RED ROCK—Located 90 kilometers east of Thunder Bay, the township of Red Rock is nestled between the red cliffs of Red Rock Mountain and the shore of Lake Superior. Its serene beauty is matched by the kindness of its sincere inhabitants. The small town has a large, welcoming presence, made all the more so by the newly opened Marina Interpretative Centre. There are nine exciting exhibits and each one offers an interactive and unique understanding of Red Rock and the surrounding area.
It begins with the exhibit of Camp R, a prisoner of war camp. Britain needed their captured Nazis and German citizens out of the country, and sent some of them to Red Rock during World War II. Various aspects of the camp’s life are explained through four slideshow vignettes and old fashioned telephone receivers.
To truly understand Red Rock’s origins, the exhibit on the pulp and paper mill is a must. It operated from the 1940’s to 2006, and produced high quality paper. The mill not only employed people, they provided housing and medical services, built the school and auditorium, and had a large role in the sports and entertainment of the community. The exhibit explains how the mill operated and the role of the forest industry not only in Red Rock, but the entire region.
The town alcove exhibit has 10 short recordings of people from the community. The participants talk about the first families to settle in the area, such as; what it was like to live and work in a town that was dependent on a mill for its economic well-being; the challenges faced by the residents when the mill closed down eight years ago; and how through the determined efforts of the town’s people, Red Rock transformed itself into an amazing tourist destination by developing its waterfront into a scenic park, full-service marina and eco-friendly centre that contains the exhibits.
Anyone wanting a close up view of various animals, trees and vegetation in the area will enjoy the boreal forest exhibit. A full-sized mounted moose stands on a mossy floor. There are skulls and tracks of various animals, tree samples and a great blue heron nest. There are also puppets and books for children to enjoy.
The community’s name is derived from the striking red rocks that form its breathtaking backdrop. This unusual formation is called a cuesta. A touch screen shows visitors how they were formed in the natural world. Another touch screen, called the splash table, provides information on various species of fish that can be found in the region.

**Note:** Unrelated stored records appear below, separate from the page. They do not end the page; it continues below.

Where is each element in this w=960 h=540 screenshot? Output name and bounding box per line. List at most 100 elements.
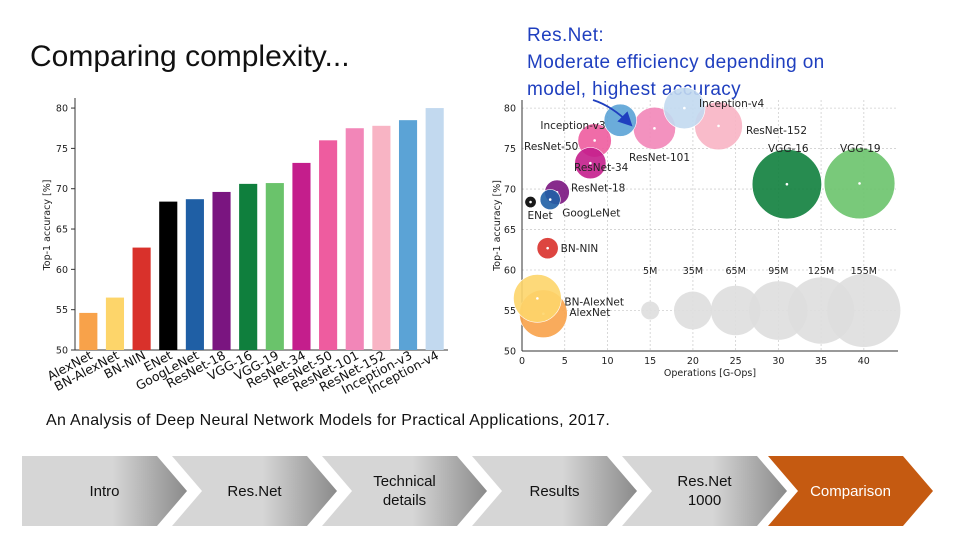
nav-step-label: Intro [89, 482, 120, 500]
nav-step-comparison[interactable]: Comparison [768, 456, 933, 526]
bar-resnet-34 [292, 162, 311, 350]
chevron-polygon [322, 456, 487, 526]
bar-inception-v4 [425, 108, 444, 350]
bubble-center-bn-nin [546, 246, 549, 250]
scatter-xtick-label: 10 [601, 356, 613, 367]
bubble-center-enet [529, 200, 532, 204]
chevron-polygon [622, 456, 787, 526]
bar-ytick-label: 65 [56, 225, 68, 236]
bar-bn-alexnet [105, 297, 125, 350]
bubble-center-resnet-50 [593, 139, 596, 142]
bubble-center-vgg-19 [858, 182, 861, 185]
annotation-bn-nin: BN-NIN [561, 243, 599, 255]
bar-inception-v3 [398, 120, 418, 351]
annotation-vgg-16: VGG-16 [768, 143, 809, 155]
bubble-center-resnet-101 [653, 127, 656, 130]
resnet-arrow [592, 99, 633, 127]
bar-resnet-18 [212, 191, 231, 350]
size-legend-label: 95M [768, 266, 788, 277]
scatter-xtick-label: 35 [815, 356, 827, 367]
bubble-center-resnet-152 [717, 124, 720, 128]
resnet-annotation-line-2: Moderate efficiency depending on [527, 52, 825, 73]
scatter-ytick-label: 70 [504, 185, 516, 196]
annotation-resnet-101: ResNet-101 [629, 152, 690, 164]
scatter-ytick-label: 55 [504, 306, 516, 317]
bar-resnet-50 [319, 140, 338, 350]
nav-step-results[interactable]: Results [472, 456, 637, 526]
annotation-bn-alexnet: BN-AlexNet [564, 296, 624, 308]
annotation-enet: ENet [528, 210, 553, 222]
bar-ylabel: Top-1 accuracy [%] [42, 180, 53, 272]
scatter-xtick-label: 20 [687, 356, 699, 367]
chevron-shape [768, 456, 933, 526]
chevron-shape [172, 456, 337, 526]
scatter-ytick-label: 65 [504, 225, 516, 236]
chevron-polygon [22, 456, 187, 526]
scatter-ytick-label: 80 [504, 104, 516, 115]
size-legend-bubble [827, 273, 901, 348]
citation: An Analysis of Deep Neural Network Model… [46, 412, 611, 429]
bar-vgg-16 [239, 183, 258, 350]
bubble-center-bn-alexnet [536, 297, 539, 300]
bar-ytick-label: 70 [56, 184, 68, 195]
nav-step-label: Comparison [810, 482, 891, 500]
nav-step-label: Technical details [373, 473, 436, 509]
size-legend-bubble [641, 301, 660, 320]
resnet-annotation-line-1: Res.Net: [527, 25, 605, 46]
bar-ytick-label: 55 [56, 305, 68, 316]
chevron-shape [322, 456, 487, 526]
annotation-inception-v3: Inception-v3 [540, 120, 605, 132]
bubble-center-vgg-16 [785, 182, 789, 186]
chevron-shape [622, 456, 787, 526]
bubble-center-inception-v4 [683, 106, 686, 110]
bar-ytick-label: 50 [56, 346, 68, 357]
scatter-ytick-label: 60 [504, 266, 516, 277]
nav-step-res-net[interactable]: Res.Net [172, 456, 337, 526]
size-legend-label: 155M [851, 266, 877, 277]
scatter-xtick-label: 15 [644, 356, 656, 367]
annotation-resnet-34: ResNet-34 [574, 162, 629, 174]
bar-ytick-label: 60 [56, 265, 68, 276]
bar-resnet-101 [345, 128, 364, 350]
scatter-xtick-label: 5 [562, 356, 568, 367]
scatter-xtick-label: 25 [730, 356, 742, 367]
annotation-resnet-152: ResNet-152 [746, 125, 807, 137]
size-legend-label: 65M [725, 266, 745, 277]
scatter-ytick-label: 50 [504, 347, 516, 358]
nav-step-res-net-1000[interactable]: Res.Net 1000 [622, 456, 787, 526]
nav-step-label: Res.Net 1000 [677, 473, 732, 509]
scatter-xlabel: Operations [G-Ops] [664, 368, 756, 379]
bubble-center-googlenet [548, 198, 552, 201]
scatter-xtick-label: 40 [858, 356, 870, 367]
scatter-ytick-label: 75 [504, 144, 516, 155]
size-legend-label: 35M [683, 266, 703, 277]
chevron-shape [22, 456, 187, 526]
annotation-googlenet: GoogLeNet [562, 208, 620, 220]
bar-ytick-label: 80 [56, 104, 68, 115]
chevron-polygon [172, 456, 337, 526]
bar-enet [159, 201, 178, 350]
chevron-polygon [768, 456, 933, 526]
bar-vgg-19 [265, 183, 284, 350]
size-legend-bubble [710, 285, 761, 336]
annotation-inception-v4: Inception-v4 [699, 98, 764, 110]
bubble-center-resnet-34 [589, 161, 592, 165]
annotation-alexnet: AlexNet [569, 307, 610, 319]
scatter-chart: 0 5 10 15 20 25 30 35 40 50 55 60 65 70 75 80 Operations… [492, 87, 901, 379]
bar-googlenet [185, 199, 204, 350]
annotation-resnet-18: ResNet-18 [571, 182, 625, 194]
scatter-xtick-label: 30 [772, 356, 784, 367]
slide-title: Comparing complexity... [30, 40, 350, 73]
chevron-shape [472, 456, 637, 526]
nav-step-label: Results [529, 482, 580, 500]
size-legend-bubble [673, 291, 712, 330]
bar-bn-nin [132, 247, 151, 350]
nav-step-intro[interactable]: Intro [22, 456, 187, 526]
size-legend-label: 125M [808, 266, 834, 277]
nav-step-technical-details[interactable]: Technical details [322, 456, 487, 526]
annotation-vgg-19: VGG-19 [840, 143, 881, 155]
annotation-resnet-50: ResNet-50 [524, 141, 578, 153]
nav-step-label: Res.Net [227, 482, 282, 500]
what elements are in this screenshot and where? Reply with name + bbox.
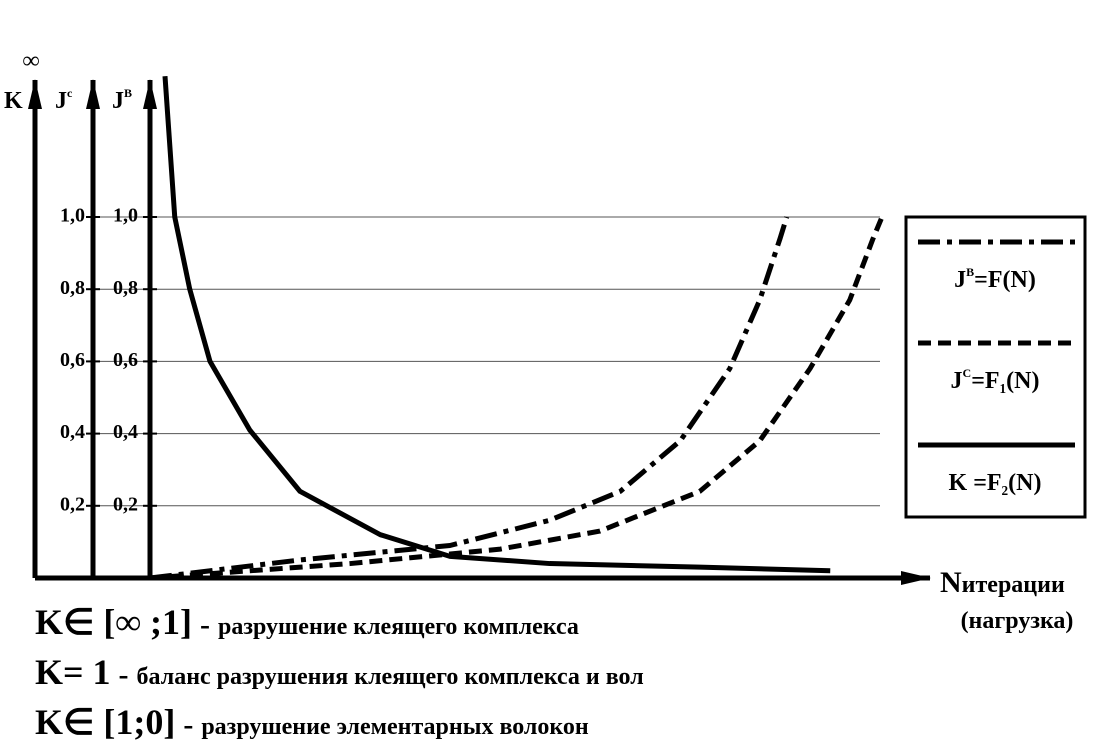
y2-tick-label: 0,4	[113, 421, 138, 443]
label: JC=F1(N)	[951, 366, 1040, 396]
note-dash: -	[119, 658, 129, 691]
label: Jc	[55, 86, 73, 114]
label-part: C	[963, 366, 972, 380]
note-formula: K∈ [1;0]	[35, 702, 175, 742]
label-part: K	[4, 88, 23, 114]
label: K =F2(N)	[949, 470, 1042, 498]
note-formula: K∈ [∞ ;1]	[35, 602, 192, 642]
note-dash: -	[200, 608, 210, 641]
label-part: =F	[971, 368, 999, 394]
y-tick-label: 0,2	[60, 493, 85, 515]
label: JВ	[112, 86, 132, 114]
label-part: (N)	[1006, 368, 1039, 394]
label-part: J	[951, 368, 963, 394]
y2-tick-label: 0,6	[113, 349, 138, 371]
label-part: J	[55, 88, 67, 114]
series-line	[149, 216, 885, 581]
x-label-line2: (нагрузка)	[961, 608, 1074, 634]
note: K= 1- баланс разрушения клеящего комплекс…	[35, 652, 644, 692]
label-part: (N)	[1008, 470, 1041, 496]
label: K	[4, 88, 23, 114]
note-text: разрушение элементарных волокон	[201, 714, 589, 740]
label-part: =F(N)	[974, 267, 1036, 293]
label: JВ=F(N)	[954, 265, 1036, 293]
y2-tick-label: 0,8	[113, 277, 138, 299]
label-part: J	[954, 267, 966, 293]
y2-tick-label: 1,0	[113, 205, 138, 227]
series-line	[162, 76, 831, 574]
legend-box	[904, 215, 1087, 519]
axes	[28, 79, 931, 585]
y2-tick-label: 0,2	[113, 493, 138, 515]
y-tick-label: 0,4	[60, 421, 85, 443]
label-part: N	[940, 566, 962, 599]
note: K∈ [1;0] - разрушение элементарных волокон	[35, 702, 589, 742]
label-part: В	[124, 86, 132, 100]
label: Nитерации	[940, 566, 1065, 599]
label-part: J	[112, 88, 124, 114]
y-tick-label: 0,8	[60, 277, 85, 299]
label-part: c	[67, 86, 73, 100]
label-part: 1	[1000, 381, 1007, 396]
y-tick-label: 0,6	[60, 349, 85, 371]
label-part: итерации	[962, 572, 1065, 598]
series-line	[149, 216, 790, 581]
label-part: 2	[1002, 483, 1009, 498]
note-formula: K= 1	[35, 652, 111, 692]
y-tick-label: 1,0	[60, 205, 85, 227]
axis-symbol: ∞	[22, 48, 39, 74]
note-text: разрушение клеящего комплекса	[218, 614, 579, 640]
note-dash: -	[183, 708, 193, 741]
note-text: баланс разрушения клеящего комплекса и в…	[137, 664, 644, 690]
label-part: K =F	[949, 470, 1002, 496]
note: K∈ [∞ ;1] - разрушение клеящего комплекса	[35, 602, 579, 642]
label-part: В	[966, 265, 974, 279]
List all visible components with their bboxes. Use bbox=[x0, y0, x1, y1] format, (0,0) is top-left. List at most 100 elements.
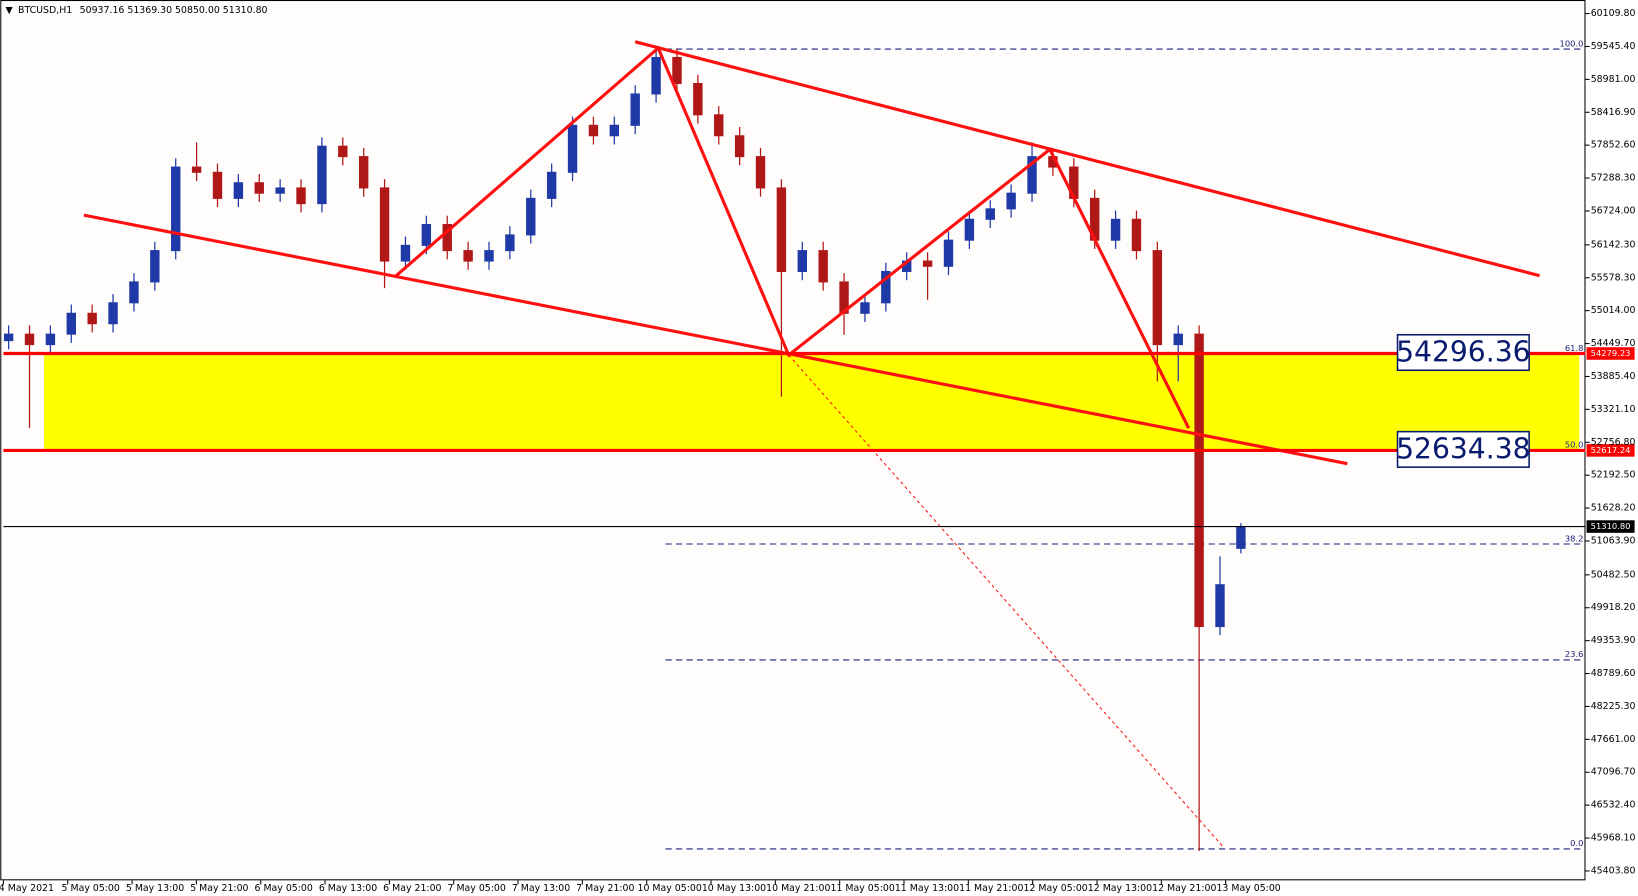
candle-body bbox=[358, 156, 369, 189]
candle-body bbox=[87, 312, 97, 325]
candle-body bbox=[129, 281, 139, 304]
quote: 50937.16 51369.30 50850.00 51310.80 bbox=[80, 5, 268, 16]
y-tick-label: 55014.00 bbox=[1591, 305, 1636, 316]
zone-layer bbox=[44, 353, 1580, 451]
candle-body bbox=[588, 124, 599, 137]
x-tick-label: 6 May 05:00 bbox=[255, 883, 313, 894]
candle-body bbox=[254, 182, 264, 194]
price-tag-label: 54279.23 bbox=[1591, 348, 1631, 358]
x-tick-label: 10 May 21:00 bbox=[766, 883, 830, 894]
candle-body bbox=[776, 187, 787, 273]
candle-body bbox=[1215, 584, 1225, 628]
y-tick-label: 52192.50 bbox=[1591, 470, 1636, 481]
price-tag-label: 51310.80 bbox=[1591, 521, 1631, 531]
x-tick-label: 12 May 21:00 bbox=[1152, 883, 1216, 894]
y-tick-label: 59545.40 bbox=[1591, 41, 1636, 52]
candle-body bbox=[1110, 218, 1121, 241]
candle-body bbox=[755, 156, 766, 189]
x-tick-label: 12 May 05:00 bbox=[1023, 883, 1087, 894]
candle-body bbox=[463, 250, 473, 262]
candle-body bbox=[1194, 333, 1204, 628]
x-tick-label: 11 May 21:00 bbox=[959, 883, 1023, 894]
candle-body bbox=[734, 135, 745, 158]
candle-body bbox=[171, 166, 181, 252]
y-tick-label: 50482.50 bbox=[1591, 569, 1636, 580]
x-tick-label: 6 May 21:00 bbox=[383, 883, 441, 894]
candle-body bbox=[191, 166, 202, 173]
y-tick-label: 53321.10 bbox=[1591, 404, 1636, 415]
y-tick-label: 47661.00 bbox=[1591, 734, 1636, 745]
trend-line bbox=[634, 40, 1540, 278]
candle-body bbox=[296, 187, 306, 205]
candle-body bbox=[275, 187, 285, 194]
trend-line bbox=[83, 213, 1348, 466]
candle-body bbox=[505, 234, 515, 252]
fib-label: 61.8 bbox=[1565, 343, 1584, 353]
y-tick-label: 45403.80 bbox=[1591, 865, 1636, 876]
candle-body bbox=[317, 145, 327, 205]
candle-body bbox=[108, 302, 118, 325]
y-tick-label: 52756.80 bbox=[1591, 437, 1636, 448]
candle-body bbox=[1236, 526, 1246, 549]
fib-label: 50.0 bbox=[1565, 440, 1584, 450]
candle-body bbox=[881, 270, 891, 304]
candle-body bbox=[693, 82, 703, 116]
y-tick-label: 57288.30 bbox=[1591, 173, 1636, 184]
y-tick-label: 53885.40 bbox=[1591, 371, 1636, 382]
y-tick-label: 56142.30 bbox=[1591, 239, 1636, 250]
candle-body bbox=[1006, 192, 1016, 210]
candle-body bbox=[338, 145, 348, 158]
y-tick-label: 60109.80 bbox=[1591, 8, 1636, 19]
price-tag bbox=[1586, 520, 1635, 533]
fib-label: 0.0 bbox=[1570, 838, 1583, 848]
candle-body bbox=[985, 208, 995, 220]
y-tick-label: 49353.90 bbox=[1591, 635, 1636, 646]
x-tick-label: 10 May 13:00 bbox=[702, 883, 766, 894]
candle-body bbox=[1152, 250, 1163, 346]
candle-body bbox=[546, 171, 557, 199]
x-tick-label: 5 May 05:00 bbox=[62, 883, 120, 894]
y-tick-label: 56724.00 bbox=[1591, 205, 1636, 216]
fib-label: 100.0 bbox=[1560, 38, 1584, 48]
candle-body bbox=[442, 223, 452, 252]
candle-body bbox=[797, 250, 807, 273]
candle-body bbox=[860, 302, 870, 314]
y-tick-label: 58416.90 bbox=[1591, 107, 1636, 118]
x-tick-label: 7 May 21:00 bbox=[576, 883, 634, 894]
y-tick-label: 49918.20 bbox=[1591, 602, 1636, 613]
candle-layer bbox=[3, 48, 1246, 851]
candle-body bbox=[922, 260, 933, 267]
y-tick-label: 48789.60 bbox=[1591, 668, 1636, 679]
x-tick-label: 7 May 05:00 bbox=[448, 883, 506, 894]
price-tag-label: 52617.24 bbox=[1591, 445, 1631, 455]
candle-body bbox=[45, 333, 56, 346]
y-tick-label: 51628.20 bbox=[1591, 503, 1636, 514]
x-tick-label: 5 May 21:00 bbox=[190, 883, 248, 894]
price-tag bbox=[1586, 444, 1635, 457]
price-box bbox=[1396, 333, 1530, 372]
y-tick-label: 47096.70 bbox=[1591, 767, 1636, 778]
price-box-label: 52634.38 bbox=[1396, 432, 1531, 465]
candle-body bbox=[484, 250, 494, 262]
candle-body bbox=[400, 244, 411, 262]
x-tick-label: 4 May 2021 bbox=[0, 883, 54, 894]
candle-body bbox=[212, 171, 223, 199]
candle-body bbox=[1173, 333, 1183, 346]
y-tick-label: 57852.60 bbox=[1591, 140, 1636, 151]
candle-body bbox=[964, 218, 975, 241]
candle-body bbox=[1131, 218, 1142, 252]
candle-body bbox=[233, 182, 244, 199]
x-tick-label: 12 May 13:00 bbox=[1088, 883, 1152, 894]
fib-label: 23.6 bbox=[1565, 649, 1584, 659]
candle-body bbox=[24, 333, 35, 346]
y-tick-label: 51063.90 bbox=[1591, 535, 1636, 546]
y-tick-label: 48225.30 bbox=[1591, 701, 1636, 712]
y-tick-label: 45968.10 bbox=[1591, 833, 1636, 844]
fib-label: 38.2 bbox=[1565, 533, 1584, 543]
support-zone bbox=[44, 353, 1580, 451]
x-tick-label: 5 May 13:00 bbox=[126, 883, 184, 894]
y-tick-label: 58981.00 bbox=[1591, 74, 1636, 85]
candle-body bbox=[818, 250, 828, 283]
candle-body bbox=[567, 124, 578, 173]
candle-body bbox=[379, 187, 390, 262]
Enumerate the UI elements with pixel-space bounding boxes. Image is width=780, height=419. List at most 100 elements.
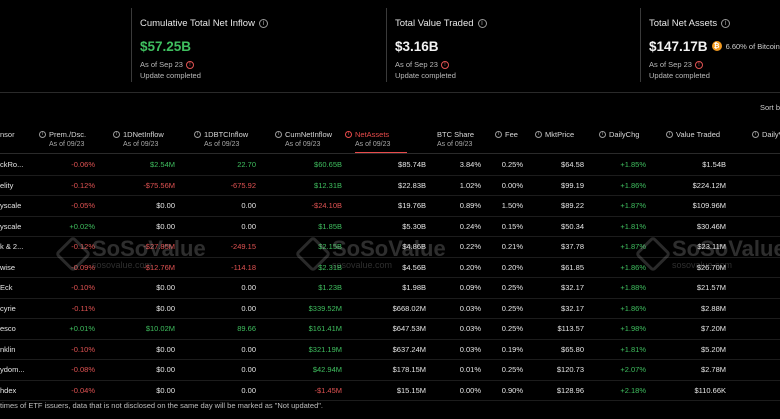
cell-netassets: $1.98B xyxy=(402,283,426,292)
stat-cumulative-inflow: Cumulative Total Net Inflow i $57.25B As … xyxy=(131,8,379,82)
cell-name[interactable]: wise xyxy=(0,262,16,272)
info-icon[interactable]: i xyxy=(752,131,759,138)
cell-valuetraded: $5.20M xyxy=(700,344,726,354)
cell-netassets: $178.15M xyxy=(392,365,426,374)
cell-d1btc: 22.70 xyxy=(237,160,256,169)
cell-d1net: $0.00 xyxy=(156,201,175,210)
info-icon[interactable]: i xyxy=(666,131,673,138)
cell-name[interactable]: ydom... xyxy=(0,365,25,374)
cell-name[interactable]: yscale xyxy=(0,221,22,231)
table-row[interactable]: nklin -0.10% $0.00 0.00 $321.19M $637.24M 0.03… xyxy=(0,340,780,360)
cell-fee: 1.50% xyxy=(501,201,523,210)
cell-mktprice: $37.78 xyxy=(561,242,584,251)
col-btc-share[interactable]: BTC Share As of 09/23 xyxy=(437,130,475,148)
cell-prem: -0.10% xyxy=(71,283,95,292)
cell-prem: -0.10% xyxy=(71,344,95,354)
cell-netassets: $5.30B xyxy=(402,221,426,231)
stat-asof: As of Sep 23 xyxy=(649,60,692,69)
table-row[interactable]: esco +0.01% $10.02M 89.66 $161.41M $647.53M 0.… xyxy=(0,319,780,340)
table-row[interactable]: k & 2... -0.12% -$27.85M -249.15 $2.15B $4.86… xyxy=(0,237,780,258)
col-fee[interactable]: i Fee xyxy=(495,130,518,140)
cell-valuetraded: $21.57M xyxy=(696,283,726,292)
cell-netassets: $22.83B xyxy=(398,180,426,190)
table-row[interactable]: yscale +0.02% $0.00 0.00 $1.85B $5.30B 0.24% 0.… xyxy=(0,217,780,237)
col-1d-btc-inflow[interactable]: i 1DBTCInflow As of 09/23 xyxy=(194,130,248,150)
cell-name[interactable]: esco xyxy=(0,324,16,333)
cell-name[interactable]: k & 2... xyxy=(0,242,24,251)
col-sponsor[interactable]: nsor xyxy=(0,130,15,139)
cell-name[interactable]: elity xyxy=(0,180,14,190)
info-icon[interactable]: i xyxy=(275,131,282,138)
cell-netassets: $4.56B xyxy=(402,262,426,272)
stat-total-net-assets: Total Net Assets i $147.17B ₿ 6.60% of Bitc… xyxy=(640,8,780,82)
cell-fee: 0.21% xyxy=(501,242,523,251)
cell-btcshare: 1.02% xyxy=(459,180,481,190)
info-icon[interactable]: i xyxy=(495,131,502,138)
cell-mktprice: $50.34 xyxy=(561,221,584,231)
col-daily-volume[interactable]: iDailyV xyxy=(752,130,780,140)
cell-fee: 0.25% xyxy=(501,303,523,313)
table-row[interactable]: Eck -0.10% $0.00 0.00 $1.23B $1.98B 0.09% 0.25%… xyxy=(0,278,780,299)
col-daily-chg[interactable]: i DailyChg xyxy=(599,130,639,140)
cell-d1btc: -249.15 xyxy=(230,242,256,251)
cell-dailychg: +1.86% xyxy=(620,262,646,272)
table-row[interactable]: ckRo... -0.06% $2.54M 22.70 $60.65B $85.74B 3.… xyxy=(0,155,780,176)
info-icon[interactable]: i xyxy=(194,131,201,138)
info-icon[interactable]: i xyxy=(477,18,487,28)
cell-d1net: -$12.76M xyxy=(143,262,175,272)
cell-cum: $1.23B xyxy=(318,283,342,292)
info-icon[interactable]: i xyxy=(599,131,606,138)
info-icon[interactable]: i xyxy=(535,131,542,138)
table-row[interactable]: cyrie -0.11% $0.00 0.00 $339.52M $668.02M 0.03… xyxy=(0,299,780,319)
sort-by-control[interactable]: Sort b xyxy=(760,103,780,112)
cell-prem: +0.01% xyxy=(69,324,95,333)
cell-btcshare: 0.24% xyxy=(459,221,481,231)
col-1d-net-inflow[interactable]: i 1DNetInflow As of 09/23 xyxy=(113,130,164,150)
cell-name[interactable]: ckRo... xyxy=(0,160,24,169)
alert-icon[interactable]: ! xyxy=(694,60,703,69)
table-row[interactable]: elity -0.12% -$75.56M -675.92 $12.31B $22.83B… xyxy=(0,176,780,196)
col-value-traded[interactable]: i Value Traded xyxy=(666,130,720,140)
cell-valuetraded: $2.78M xyxy=(700,365,726,374)
table-row[interactable]: hdex -0.04% $0.00 0.00 -$1.45M $15.15M 0.00% 0.… xyxy=(0,381,780,401)
cell-name[interactable]: nklin xyxy=(0,344,16,354)
stat-label: Total Net Assets xyxy=(649,17,718,29)
cell-prem: +0.02% xyxy=(69,221,95,231)
stat-value: $147.17B xyxy=(649,38,708,54)
cell-name[interactable]: Eck xyxy=(0,283,13,292)
cell-name[interactable]: hdex xyxy=(0,385,17,395)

A simulated four-seat submarine lets people experience what it would be like to descend into Lake Superior’s mysterious depths. Done through animation, it shows animals, plants, even a shipwreck in the National Marine Conservation Area.
Along the windows there are four stations with peep pipes directing visitors to must-see sites around the marina. An incredible view of Red Rock and the bay can be found at Lloyd’s Lookout. Pictographs, painted long ago by First Nation people, are located across the bay. In a nearby rock face, when the light is shining just right, people can see a water vessel. Some say it is a voyager canoe, while others believe it is a Viking ship. Lastly, there is Nipigon Bay, which plays a vital role in the town’s existence.
The final exhibit has four large screens that puts everything Red Rock was and is evolving to become, in a visual context for its visitors.
At the conclusion of the exhibits, visitors can check out the gift shop. They can even purchase rocks from the cuesta, all of which were carefully collected so not to harm the environment. A fully-licensed restaurant serves delicious food and seats 35 inside and 15 outside.
The exhibits can be seen seven days a week, from 8:30 a.m.-8:00 p.m. They are offered in both English and French.